Imagine this TV commercial from a Coca-Cola Company rival touting the relaxing effects of its new soft drink: A child swigging a Coke sees a puppy in the road and without thinking, darts in the street to save the floppy-eared creature. Meanwhile, a wild-eyed driver while downing a Coke and listening to a Black Sabbath CD bears down on dog and child. The picture goes black and we see a billboard that says, “Why are Coke drinkers so frantic?
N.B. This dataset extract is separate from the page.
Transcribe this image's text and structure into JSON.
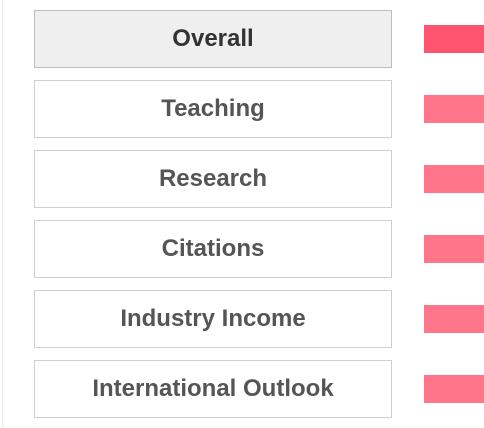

Cause there’s cocaine in it, and too much sugar!” Would the corporate Coke folks complain about grievous, inaccurate stereotyping? Would they sue the rival? Would they say children shouldn’t cross the street without looking first? You bet they would. So here’s a RAZZBERRY to the Coca-Cola Company for its Mello Yello commercial. The “Short Trip” television ad depicts a speeding 18-wheeler, horn blaring, as it careens down a residential street, bearing down on a puppy. A “heroic” youth who was demonstrating how to be smooth and save the day. Balderdash! This exploits truckers as reckless speed demons. The very notion that a professional trucker would zoom down a narrow residential street is ludicrous. Coke has delivered a slap in the face to hardworking professionals, and consumers, including their own drivers. We suggest Coke ad makers read the next couple items, which describe typical truckdriver behavior.
A ROSE to Bob Hataway of Fort Worth, TX, a Baptist minister and former trucking executive who delivers injured truckers to their homes and families and also doubles as a chaplain. The hurt truckers travel in Hataway’s AmCoach, a $350,000 bus that’s custom fitted to transport truckers across the country. Hataway bought the bus in 1999 and equipped it with an adjustable bed, bathroom, kitchen and couches. Most recently, he drove 70-year-old Freeman Bowser to his home east of Pittsburgh, PA, after Bowser’s truck flipped on a median on Route 59 near Houston. Bowser is now back home in Mt. Lebanon, PA. He spent about a month in the hospital — no one else was hurt. Special air charter flights can charge up to $10 per air mile. The AmCoach does not charge for its services as it is operated through contributions. TransAlive wants every driver to have access to the AmCoach and return home when needed.
A ROSE to 24-year-veteran truckdriver Harold Scott Jr., who operates out of Tulsa, OK, for Arrow Truck Lines. It was sunset May 2 as Scott drove Virginia’s I-495 looking for the exit to I-66. A “detour” sign said, “66 ramp closed,” so Scott followed the road and eventually saw a stopped car surrounded by four adults. Scott immediately called 9-1-1, but did not leave the truck. About five minutes later, two county police officers showed up. Turns out the “detour” sign was fake. “The officers told me these guys were probably planning to hijack cars,” Scott said. “They took ‘em off to jail.” The rest of the story? The four were held 48 hours and then released. No charges were filed. The officers said they simply didn’t have any evidence. Meanwhile, thanks to Harold for stopping what could have been a serious crime.
OOIDA member Bruce Bjorkland sends a ROSE to Sapp Bros. in Salt Lake City, UT. During a recent trip, Bjorkland stopped at the truckstop for a meal and ordered clam chowder. Later, Bruce’s stomach sent him on a roller coaster ride that stopped at a Nevada hospital. Dehydrated, he had an IV administered. When he got the OK to get back on the road, he received a $479 hospital bill. On his next trip through Salt Lake, he visited the truckstop to discuss the chowder. Bjorkland was told to file a claim with the truckstop’s insurance company. A couple of weeks later, after confirmation of his hospital visit, Bruce had a check for $479 in hand. “I’ve eaten there since and I will continue to go back,” said Bruce. “I just won’t eat the clam chowder.”
RAZZBERRIES to the American Red Cross for their ad that incorrectly said a tractor-trailer was involved in a near-fatal accident. According to the ad, Becky and Lizzie Nimmich’s car was crushed by a tractor-trailer causing them “serious internal injuries requiring multiple surgeries.” However, a Baltimore Sun article about the Nimmichs revealed it was a pickup truck rather than a big rig and the pickup driver was not even cited. The organization responded to complaints by revising the wording, saying, “The Red Cross is always interested in ensuring information in its advertisements is correct.”
A ROSE to Oregon farmer Arie Jongeneel for providing what might be the most unusual roadside attraction in the United States. Jongeneel, a dairy farmer for 32 years, heard happy cows are more productive ones, so he ordered 80 waterbeds to accommodate his Holsteins. According to AP, the cow beds have been used in Europe for seven or eight years. They began appearing in the New York and Pennsylvania area and in the Midwest about three years ago. Jongeneel told AP, “the cows like it right away, they laid right down and were comfortable.” We don’t want to milk this story for more than it’s worth, but if you happen to be driving near Mount Angel, OR, and see a bunch of cows resting on waterbeds, your imagination isn’t playing tricks on you.